New advancements in Artificial Intelligence (AI) and edge computing for video analytics are energising the video surveillance market.
That’s according to technology intelligence firm ABI Research, which says these advancements will drive the global installed base of video surveillance cameras to 1.2 billion in 2030.
“By harnessing new advancements in AI and edge computing, all areas of a business can consider surveillance cameras as intelligent Internet of Things (IoT) devices that can gather data and issue alerts without human intervention,” said Lizzie Stokes, IoT Hardware & Devices and IoT Networks & Services Analyst at ABI Research. “The surveillance cameras on the market today are smarter and more powerful than their predecessors, prompting more companies to view cameras as accurate sensors that can predict human behavior.”

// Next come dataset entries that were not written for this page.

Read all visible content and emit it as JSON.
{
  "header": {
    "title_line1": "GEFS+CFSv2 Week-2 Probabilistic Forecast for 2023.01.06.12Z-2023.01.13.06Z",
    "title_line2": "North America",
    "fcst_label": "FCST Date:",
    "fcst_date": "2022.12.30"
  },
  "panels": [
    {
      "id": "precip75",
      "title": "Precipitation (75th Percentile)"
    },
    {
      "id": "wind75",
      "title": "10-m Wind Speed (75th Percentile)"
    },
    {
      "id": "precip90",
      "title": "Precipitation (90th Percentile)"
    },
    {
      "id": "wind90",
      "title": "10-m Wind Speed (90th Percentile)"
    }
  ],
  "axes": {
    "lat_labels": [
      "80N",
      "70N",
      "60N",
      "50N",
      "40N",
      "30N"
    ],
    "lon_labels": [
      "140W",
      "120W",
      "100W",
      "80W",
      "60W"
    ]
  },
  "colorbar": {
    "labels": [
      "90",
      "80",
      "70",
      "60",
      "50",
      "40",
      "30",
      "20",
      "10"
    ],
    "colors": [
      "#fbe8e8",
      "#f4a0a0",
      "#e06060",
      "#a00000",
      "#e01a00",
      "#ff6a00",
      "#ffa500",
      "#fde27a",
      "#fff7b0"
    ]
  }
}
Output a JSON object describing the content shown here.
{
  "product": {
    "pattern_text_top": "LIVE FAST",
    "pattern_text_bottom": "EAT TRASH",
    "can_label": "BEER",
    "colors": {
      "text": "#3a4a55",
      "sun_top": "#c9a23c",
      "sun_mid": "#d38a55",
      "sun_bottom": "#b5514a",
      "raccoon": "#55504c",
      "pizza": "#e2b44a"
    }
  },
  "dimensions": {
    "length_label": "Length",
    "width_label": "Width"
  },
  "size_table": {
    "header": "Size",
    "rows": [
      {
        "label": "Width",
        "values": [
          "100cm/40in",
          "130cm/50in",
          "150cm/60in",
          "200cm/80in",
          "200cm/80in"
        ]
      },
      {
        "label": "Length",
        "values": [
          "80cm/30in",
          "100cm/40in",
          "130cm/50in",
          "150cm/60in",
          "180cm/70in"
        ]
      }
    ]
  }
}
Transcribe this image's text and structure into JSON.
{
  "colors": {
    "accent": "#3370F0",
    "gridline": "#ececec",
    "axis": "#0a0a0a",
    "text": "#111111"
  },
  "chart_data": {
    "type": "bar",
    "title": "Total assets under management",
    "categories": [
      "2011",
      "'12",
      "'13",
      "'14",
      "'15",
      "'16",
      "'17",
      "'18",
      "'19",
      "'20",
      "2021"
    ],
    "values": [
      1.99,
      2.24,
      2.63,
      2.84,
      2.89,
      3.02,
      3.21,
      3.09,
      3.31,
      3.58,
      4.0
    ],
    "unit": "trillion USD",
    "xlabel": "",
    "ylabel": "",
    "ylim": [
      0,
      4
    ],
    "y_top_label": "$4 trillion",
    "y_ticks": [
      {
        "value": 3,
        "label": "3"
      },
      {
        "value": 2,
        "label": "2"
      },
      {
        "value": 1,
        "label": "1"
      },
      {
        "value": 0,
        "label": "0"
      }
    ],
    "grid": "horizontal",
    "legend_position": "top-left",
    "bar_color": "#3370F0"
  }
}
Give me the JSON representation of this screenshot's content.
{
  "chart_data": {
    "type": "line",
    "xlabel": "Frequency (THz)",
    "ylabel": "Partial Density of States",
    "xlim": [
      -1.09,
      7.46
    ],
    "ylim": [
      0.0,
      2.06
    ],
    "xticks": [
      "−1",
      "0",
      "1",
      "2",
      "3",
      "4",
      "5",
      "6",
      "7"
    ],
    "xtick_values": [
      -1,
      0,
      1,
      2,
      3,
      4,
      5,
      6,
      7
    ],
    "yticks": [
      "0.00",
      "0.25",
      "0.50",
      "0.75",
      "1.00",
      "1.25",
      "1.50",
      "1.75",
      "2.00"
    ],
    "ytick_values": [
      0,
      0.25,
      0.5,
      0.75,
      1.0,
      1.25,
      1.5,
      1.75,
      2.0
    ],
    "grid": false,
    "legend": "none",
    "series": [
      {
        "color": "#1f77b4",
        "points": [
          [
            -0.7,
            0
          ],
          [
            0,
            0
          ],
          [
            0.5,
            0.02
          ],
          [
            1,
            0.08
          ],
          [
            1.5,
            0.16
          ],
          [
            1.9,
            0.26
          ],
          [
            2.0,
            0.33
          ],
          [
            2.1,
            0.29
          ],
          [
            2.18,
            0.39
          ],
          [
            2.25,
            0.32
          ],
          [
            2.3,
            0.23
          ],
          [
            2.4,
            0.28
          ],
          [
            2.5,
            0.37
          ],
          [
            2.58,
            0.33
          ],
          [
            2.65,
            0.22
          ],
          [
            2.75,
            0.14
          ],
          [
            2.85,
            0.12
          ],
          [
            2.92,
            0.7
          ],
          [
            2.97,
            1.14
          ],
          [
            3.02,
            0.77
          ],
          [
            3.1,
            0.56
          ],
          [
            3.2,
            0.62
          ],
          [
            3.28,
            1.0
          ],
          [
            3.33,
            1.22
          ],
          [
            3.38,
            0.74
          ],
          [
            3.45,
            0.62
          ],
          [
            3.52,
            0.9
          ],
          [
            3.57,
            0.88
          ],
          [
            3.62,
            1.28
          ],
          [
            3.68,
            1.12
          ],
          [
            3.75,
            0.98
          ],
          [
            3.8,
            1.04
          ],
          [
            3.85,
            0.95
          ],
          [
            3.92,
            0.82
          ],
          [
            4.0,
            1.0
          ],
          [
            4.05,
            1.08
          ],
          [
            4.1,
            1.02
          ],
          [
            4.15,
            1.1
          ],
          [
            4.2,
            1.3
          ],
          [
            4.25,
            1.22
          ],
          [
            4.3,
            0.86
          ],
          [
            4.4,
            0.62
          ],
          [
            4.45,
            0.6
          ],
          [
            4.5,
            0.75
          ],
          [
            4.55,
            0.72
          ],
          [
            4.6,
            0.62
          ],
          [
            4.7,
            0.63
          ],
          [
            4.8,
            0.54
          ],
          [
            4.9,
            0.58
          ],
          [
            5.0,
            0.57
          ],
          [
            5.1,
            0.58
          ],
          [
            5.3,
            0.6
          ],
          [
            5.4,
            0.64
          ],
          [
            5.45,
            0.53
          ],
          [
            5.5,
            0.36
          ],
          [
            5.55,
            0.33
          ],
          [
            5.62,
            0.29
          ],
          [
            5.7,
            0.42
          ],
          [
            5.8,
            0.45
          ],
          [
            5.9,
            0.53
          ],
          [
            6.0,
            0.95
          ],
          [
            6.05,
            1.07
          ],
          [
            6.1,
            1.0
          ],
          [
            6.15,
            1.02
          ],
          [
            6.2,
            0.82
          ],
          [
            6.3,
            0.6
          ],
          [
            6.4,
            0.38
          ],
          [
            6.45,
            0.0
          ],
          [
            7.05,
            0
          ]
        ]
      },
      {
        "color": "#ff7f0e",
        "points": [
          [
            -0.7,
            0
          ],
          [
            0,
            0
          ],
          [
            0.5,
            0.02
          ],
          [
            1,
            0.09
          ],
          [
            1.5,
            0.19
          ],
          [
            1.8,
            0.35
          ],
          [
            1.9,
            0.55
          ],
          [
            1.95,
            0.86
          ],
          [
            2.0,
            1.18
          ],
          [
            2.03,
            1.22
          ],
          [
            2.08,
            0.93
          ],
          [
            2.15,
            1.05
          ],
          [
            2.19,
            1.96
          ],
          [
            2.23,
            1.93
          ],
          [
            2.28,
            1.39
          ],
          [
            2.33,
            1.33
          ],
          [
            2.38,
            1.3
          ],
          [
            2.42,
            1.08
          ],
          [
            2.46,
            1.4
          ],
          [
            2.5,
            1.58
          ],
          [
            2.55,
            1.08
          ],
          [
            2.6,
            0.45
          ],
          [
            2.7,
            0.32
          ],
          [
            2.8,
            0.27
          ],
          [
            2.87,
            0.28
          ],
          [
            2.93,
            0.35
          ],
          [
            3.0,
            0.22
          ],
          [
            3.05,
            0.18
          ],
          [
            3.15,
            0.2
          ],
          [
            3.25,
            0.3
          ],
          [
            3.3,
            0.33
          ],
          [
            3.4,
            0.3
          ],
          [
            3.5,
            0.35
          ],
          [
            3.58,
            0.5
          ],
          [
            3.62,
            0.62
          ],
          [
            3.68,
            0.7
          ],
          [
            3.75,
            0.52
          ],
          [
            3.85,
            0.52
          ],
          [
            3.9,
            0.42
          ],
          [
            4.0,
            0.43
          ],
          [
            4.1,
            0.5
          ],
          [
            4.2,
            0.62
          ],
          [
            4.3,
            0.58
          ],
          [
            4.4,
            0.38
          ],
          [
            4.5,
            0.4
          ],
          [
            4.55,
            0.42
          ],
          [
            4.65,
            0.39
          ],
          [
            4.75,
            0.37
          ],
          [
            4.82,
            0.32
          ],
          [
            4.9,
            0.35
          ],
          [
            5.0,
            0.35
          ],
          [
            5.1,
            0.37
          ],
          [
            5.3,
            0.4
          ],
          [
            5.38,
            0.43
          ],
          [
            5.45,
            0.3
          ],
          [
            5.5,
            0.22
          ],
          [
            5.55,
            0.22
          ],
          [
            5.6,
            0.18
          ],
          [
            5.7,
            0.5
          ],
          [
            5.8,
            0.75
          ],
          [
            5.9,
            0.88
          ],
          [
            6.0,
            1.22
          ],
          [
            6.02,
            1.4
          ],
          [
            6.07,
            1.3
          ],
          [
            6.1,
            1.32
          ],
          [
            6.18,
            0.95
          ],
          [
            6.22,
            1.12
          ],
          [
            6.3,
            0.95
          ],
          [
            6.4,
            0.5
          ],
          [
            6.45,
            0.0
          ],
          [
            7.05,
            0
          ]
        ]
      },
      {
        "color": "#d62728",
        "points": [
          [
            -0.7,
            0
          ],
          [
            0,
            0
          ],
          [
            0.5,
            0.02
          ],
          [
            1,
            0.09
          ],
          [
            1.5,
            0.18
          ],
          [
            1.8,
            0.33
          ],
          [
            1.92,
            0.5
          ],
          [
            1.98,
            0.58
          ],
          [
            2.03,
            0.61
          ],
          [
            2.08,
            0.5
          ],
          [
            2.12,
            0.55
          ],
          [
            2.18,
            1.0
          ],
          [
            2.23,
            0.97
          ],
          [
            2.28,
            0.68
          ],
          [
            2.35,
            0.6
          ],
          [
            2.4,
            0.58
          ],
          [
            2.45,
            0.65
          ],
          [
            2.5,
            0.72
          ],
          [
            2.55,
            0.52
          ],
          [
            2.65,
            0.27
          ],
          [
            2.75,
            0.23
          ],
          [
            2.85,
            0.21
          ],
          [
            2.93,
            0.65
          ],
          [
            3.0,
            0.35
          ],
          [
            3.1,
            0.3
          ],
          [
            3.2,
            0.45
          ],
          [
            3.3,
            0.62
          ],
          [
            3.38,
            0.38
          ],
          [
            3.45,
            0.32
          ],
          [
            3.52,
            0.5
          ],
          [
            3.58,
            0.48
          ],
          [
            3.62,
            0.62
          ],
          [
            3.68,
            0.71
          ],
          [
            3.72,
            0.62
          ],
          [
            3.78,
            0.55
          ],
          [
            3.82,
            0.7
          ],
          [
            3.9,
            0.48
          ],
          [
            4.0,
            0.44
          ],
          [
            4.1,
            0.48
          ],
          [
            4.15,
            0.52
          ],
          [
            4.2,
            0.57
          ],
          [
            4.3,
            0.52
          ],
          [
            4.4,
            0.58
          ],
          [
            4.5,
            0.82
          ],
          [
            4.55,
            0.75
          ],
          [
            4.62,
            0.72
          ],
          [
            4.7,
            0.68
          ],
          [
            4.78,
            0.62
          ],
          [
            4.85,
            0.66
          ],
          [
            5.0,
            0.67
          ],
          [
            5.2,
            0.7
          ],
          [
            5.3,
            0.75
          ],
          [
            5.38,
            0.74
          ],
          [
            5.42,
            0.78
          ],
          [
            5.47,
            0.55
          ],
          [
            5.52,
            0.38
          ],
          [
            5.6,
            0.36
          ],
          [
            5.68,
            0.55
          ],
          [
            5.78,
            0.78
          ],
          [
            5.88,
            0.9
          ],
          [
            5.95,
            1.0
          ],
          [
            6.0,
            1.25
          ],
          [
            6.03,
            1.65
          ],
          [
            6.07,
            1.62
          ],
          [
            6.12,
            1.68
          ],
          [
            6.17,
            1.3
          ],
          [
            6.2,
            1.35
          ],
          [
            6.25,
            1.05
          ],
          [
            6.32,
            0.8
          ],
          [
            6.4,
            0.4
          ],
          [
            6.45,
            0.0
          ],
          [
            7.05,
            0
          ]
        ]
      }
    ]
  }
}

Lines of business such as marketing and HR are investing in video analytics solutions and smart cameras to bolster company profits and improve operational efficiency. These expanded use cases are increasing the business value of video surveillance cameras, once considered customary tools reserved for security and monitoring teams. Business units use AI-equipped surveillance solutions to track customer spending and satisfaction and monitor employee health and safety.
Verticals like manufacturing use smart cameras to spot defective products on the factory floor, and municipalities use video surveillance solutions to improve public safety and optimize traffic patterns. New use cases for AI video analytics are transforming the industry as more customers shift investments toward services that mine surveillance footage for operational insights. Video surveillance vendors will continue to evolve their business models and product offerings to meet new demand from verticals and lines of business. Evolutions in camera connectivity technology have introduced new form factors, like advanced body cameras for law enforcement and cellular trail cameras for hunters. These new form factors and use cases will invigorate a market experiencing lower shipment growth.
Most surveillance camera manufacturers today provide AI-equipped cameras, and these smart devices have been essential catalysts in moving cameras beyond their traditional uses in security. Key video surveillance companies include Axis Communications, Honeywell, and Bosch. Motorola has also become an important player in the market after acquiring several popular video surveillance brands, some featuring cloud product portfolios. Chinese manufacturers Hikvision and Dahua continue to be the largest and most controversial companies in the video surveillance market, as more Western governments ban or remove their products from governmental buildings out of concerns for national security.
“The video surveillance industry experienced higher growth a decade ago and has since grappled with international disagreements, privacy concerns, and the threat of increased regulation. Though the market is maturing now, it has the potential to be transformed by new, value-adding use cases and form factors,” Stokes concludes.